Spiking neurons are models for the computational units in biological neural
systems where information is considered to be encoded mainly in the temporal
patterns of their activity. They provide a way of analyzing neural computation
that is not captured by the traditional neuron models such as sigmoidal
and threshold gates (or ``Perceptrons'').
We introduce a simple model of a spiking neuron that, in addition to
the weights which model the plasticity of synaptic strength, also includes
variable transmission delays between neurons as programmable parameters.
For the input and output values two types of coding are taken into account:
binary coding for the Boolean and analog coding for the real-valued domain.

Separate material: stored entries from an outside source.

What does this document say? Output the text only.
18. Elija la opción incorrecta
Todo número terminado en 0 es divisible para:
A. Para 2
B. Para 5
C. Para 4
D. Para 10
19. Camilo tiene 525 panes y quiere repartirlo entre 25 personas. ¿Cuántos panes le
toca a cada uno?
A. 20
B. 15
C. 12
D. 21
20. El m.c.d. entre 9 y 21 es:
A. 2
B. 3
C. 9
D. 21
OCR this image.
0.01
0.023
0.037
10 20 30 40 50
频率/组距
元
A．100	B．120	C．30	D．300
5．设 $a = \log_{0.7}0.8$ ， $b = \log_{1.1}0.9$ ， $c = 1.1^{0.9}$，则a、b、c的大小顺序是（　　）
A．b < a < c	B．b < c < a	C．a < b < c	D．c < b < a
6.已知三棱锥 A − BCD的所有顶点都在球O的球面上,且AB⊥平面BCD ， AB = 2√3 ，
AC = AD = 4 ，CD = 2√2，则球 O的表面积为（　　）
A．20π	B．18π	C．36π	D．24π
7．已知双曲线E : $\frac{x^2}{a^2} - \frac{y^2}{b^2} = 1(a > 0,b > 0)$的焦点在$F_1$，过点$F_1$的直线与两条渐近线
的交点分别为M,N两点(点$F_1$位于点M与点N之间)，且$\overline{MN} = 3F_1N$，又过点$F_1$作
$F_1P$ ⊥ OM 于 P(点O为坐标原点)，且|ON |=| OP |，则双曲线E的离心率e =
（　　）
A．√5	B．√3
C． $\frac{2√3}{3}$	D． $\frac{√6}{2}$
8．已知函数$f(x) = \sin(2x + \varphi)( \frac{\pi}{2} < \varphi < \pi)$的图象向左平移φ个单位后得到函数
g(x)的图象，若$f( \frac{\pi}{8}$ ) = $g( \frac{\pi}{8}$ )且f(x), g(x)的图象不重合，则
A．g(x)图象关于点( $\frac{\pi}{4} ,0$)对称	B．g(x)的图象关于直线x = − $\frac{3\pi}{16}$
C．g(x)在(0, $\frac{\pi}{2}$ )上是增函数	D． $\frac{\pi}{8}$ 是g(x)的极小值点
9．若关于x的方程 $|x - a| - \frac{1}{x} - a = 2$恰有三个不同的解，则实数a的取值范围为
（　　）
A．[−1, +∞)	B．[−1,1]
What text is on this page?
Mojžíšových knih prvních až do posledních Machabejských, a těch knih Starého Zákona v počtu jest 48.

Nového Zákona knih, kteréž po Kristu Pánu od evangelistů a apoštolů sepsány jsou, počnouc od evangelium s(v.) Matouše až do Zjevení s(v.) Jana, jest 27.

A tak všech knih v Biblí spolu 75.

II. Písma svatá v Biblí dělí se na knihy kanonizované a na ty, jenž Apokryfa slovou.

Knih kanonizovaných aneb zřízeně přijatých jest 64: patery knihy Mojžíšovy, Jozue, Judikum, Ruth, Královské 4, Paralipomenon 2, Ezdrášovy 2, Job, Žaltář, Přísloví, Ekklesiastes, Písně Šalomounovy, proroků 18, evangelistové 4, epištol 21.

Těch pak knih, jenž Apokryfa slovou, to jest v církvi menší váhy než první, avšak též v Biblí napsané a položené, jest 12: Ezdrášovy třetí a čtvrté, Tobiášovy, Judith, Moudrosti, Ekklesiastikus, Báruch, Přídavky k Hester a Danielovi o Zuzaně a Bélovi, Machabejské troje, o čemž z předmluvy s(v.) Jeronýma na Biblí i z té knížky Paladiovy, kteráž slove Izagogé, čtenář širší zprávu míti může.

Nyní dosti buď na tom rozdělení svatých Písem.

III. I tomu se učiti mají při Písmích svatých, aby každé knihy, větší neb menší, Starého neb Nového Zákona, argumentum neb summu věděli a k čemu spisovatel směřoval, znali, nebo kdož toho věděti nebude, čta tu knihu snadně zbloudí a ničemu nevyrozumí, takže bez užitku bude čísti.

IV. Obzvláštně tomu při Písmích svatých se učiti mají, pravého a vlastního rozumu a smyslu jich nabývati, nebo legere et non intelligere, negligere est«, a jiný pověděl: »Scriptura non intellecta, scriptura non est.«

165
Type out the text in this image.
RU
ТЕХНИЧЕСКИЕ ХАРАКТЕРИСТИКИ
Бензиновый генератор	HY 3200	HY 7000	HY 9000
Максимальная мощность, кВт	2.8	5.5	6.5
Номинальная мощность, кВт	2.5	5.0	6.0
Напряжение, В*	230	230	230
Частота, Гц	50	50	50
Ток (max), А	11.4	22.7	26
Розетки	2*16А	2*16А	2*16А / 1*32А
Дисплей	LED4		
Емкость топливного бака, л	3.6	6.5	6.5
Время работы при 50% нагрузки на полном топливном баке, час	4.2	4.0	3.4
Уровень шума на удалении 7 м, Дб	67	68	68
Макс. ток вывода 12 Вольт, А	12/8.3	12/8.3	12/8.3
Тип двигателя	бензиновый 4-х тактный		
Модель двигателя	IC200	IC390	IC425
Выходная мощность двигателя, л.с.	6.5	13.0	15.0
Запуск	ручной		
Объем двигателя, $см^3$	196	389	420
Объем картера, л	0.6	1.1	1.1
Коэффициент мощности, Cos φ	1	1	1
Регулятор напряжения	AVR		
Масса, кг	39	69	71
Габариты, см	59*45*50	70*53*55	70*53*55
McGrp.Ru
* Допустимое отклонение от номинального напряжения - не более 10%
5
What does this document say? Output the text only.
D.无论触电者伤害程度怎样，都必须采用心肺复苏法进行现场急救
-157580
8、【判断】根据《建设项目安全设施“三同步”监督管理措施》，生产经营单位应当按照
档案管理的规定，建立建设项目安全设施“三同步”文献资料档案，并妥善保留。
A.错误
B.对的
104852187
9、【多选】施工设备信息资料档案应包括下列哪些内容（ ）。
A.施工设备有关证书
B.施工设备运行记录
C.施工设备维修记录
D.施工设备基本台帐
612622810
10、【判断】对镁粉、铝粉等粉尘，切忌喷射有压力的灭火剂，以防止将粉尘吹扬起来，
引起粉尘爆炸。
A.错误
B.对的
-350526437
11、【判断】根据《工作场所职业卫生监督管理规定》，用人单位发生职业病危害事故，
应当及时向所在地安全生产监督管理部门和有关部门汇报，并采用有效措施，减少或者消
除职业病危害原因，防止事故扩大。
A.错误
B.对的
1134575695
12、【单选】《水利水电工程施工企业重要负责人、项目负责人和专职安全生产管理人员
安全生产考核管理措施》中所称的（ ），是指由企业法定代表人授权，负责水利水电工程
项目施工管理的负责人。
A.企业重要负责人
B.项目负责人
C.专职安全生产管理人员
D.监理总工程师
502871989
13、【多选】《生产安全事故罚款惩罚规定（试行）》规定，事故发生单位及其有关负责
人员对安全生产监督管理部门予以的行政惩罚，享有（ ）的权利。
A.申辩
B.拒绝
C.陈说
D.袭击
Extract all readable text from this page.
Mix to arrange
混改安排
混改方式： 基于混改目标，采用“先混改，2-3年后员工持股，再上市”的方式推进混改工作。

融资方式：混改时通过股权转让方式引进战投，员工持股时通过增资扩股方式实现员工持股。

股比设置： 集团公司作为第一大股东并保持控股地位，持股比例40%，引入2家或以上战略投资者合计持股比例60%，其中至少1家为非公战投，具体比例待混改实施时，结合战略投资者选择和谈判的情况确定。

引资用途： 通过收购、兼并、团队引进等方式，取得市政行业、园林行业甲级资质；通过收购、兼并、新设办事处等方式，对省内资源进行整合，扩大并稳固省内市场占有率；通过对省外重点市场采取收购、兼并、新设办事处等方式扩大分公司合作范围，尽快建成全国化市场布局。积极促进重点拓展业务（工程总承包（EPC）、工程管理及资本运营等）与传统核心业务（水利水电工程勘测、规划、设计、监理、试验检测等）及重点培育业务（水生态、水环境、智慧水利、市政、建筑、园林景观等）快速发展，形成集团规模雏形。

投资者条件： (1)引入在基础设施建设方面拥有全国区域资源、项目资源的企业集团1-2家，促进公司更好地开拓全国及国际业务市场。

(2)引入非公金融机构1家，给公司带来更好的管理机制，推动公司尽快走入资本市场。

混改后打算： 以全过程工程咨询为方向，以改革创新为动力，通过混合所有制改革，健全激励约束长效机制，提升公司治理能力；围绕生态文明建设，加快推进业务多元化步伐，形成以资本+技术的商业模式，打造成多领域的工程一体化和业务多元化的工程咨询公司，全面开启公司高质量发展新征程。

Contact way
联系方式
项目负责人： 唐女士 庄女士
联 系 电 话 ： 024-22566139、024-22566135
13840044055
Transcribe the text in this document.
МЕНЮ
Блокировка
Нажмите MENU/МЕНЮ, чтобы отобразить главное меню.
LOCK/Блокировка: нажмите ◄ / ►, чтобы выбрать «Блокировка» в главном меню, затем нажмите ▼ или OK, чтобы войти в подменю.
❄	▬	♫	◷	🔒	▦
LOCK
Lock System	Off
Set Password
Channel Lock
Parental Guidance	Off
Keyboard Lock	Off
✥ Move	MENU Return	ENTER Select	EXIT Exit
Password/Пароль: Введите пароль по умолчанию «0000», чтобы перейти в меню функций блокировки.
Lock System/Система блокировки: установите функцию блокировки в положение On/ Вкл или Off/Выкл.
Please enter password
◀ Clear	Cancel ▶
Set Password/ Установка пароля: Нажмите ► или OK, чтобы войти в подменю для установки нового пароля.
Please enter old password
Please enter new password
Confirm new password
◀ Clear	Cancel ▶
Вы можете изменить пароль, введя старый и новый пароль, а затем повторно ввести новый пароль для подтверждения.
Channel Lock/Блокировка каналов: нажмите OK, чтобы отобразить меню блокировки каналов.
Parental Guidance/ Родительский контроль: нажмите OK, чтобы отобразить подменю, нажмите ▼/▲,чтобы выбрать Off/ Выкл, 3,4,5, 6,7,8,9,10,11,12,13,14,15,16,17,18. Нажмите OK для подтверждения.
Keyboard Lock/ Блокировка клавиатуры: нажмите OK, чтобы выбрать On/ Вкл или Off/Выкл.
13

We investigate the complexity of learning for a single spiking neuron
within the framework of PAC-learnability. Regarding sample complexity,
we prove that the VC-dimension is $\Theta(n\log n)$ and, hence, strictly
larger than that of a threshold gate. In particular, the lower bound turns
out to hold for binary coding and even holds if all weights are kept fixed.
The upper bound is valid for the case of analog coding if weights {\em
and} delays are programmable.
Concerning computational complexity, we show that there is no polynomial-time
PAC-learning algorithm, unless RP=NP, for a quite restricted spiking neuron
that is only slightly more powerful than a Boolean threshold gate: The
consistency problem for a spiking neuron using binary coding and programmable
delays from $\{0,1\}$ is NP-complete. This holds even if all weights are
kept fixed.
Our results show that temporal coding has a surprisingly large impact
on the complexity of learning for single neurons.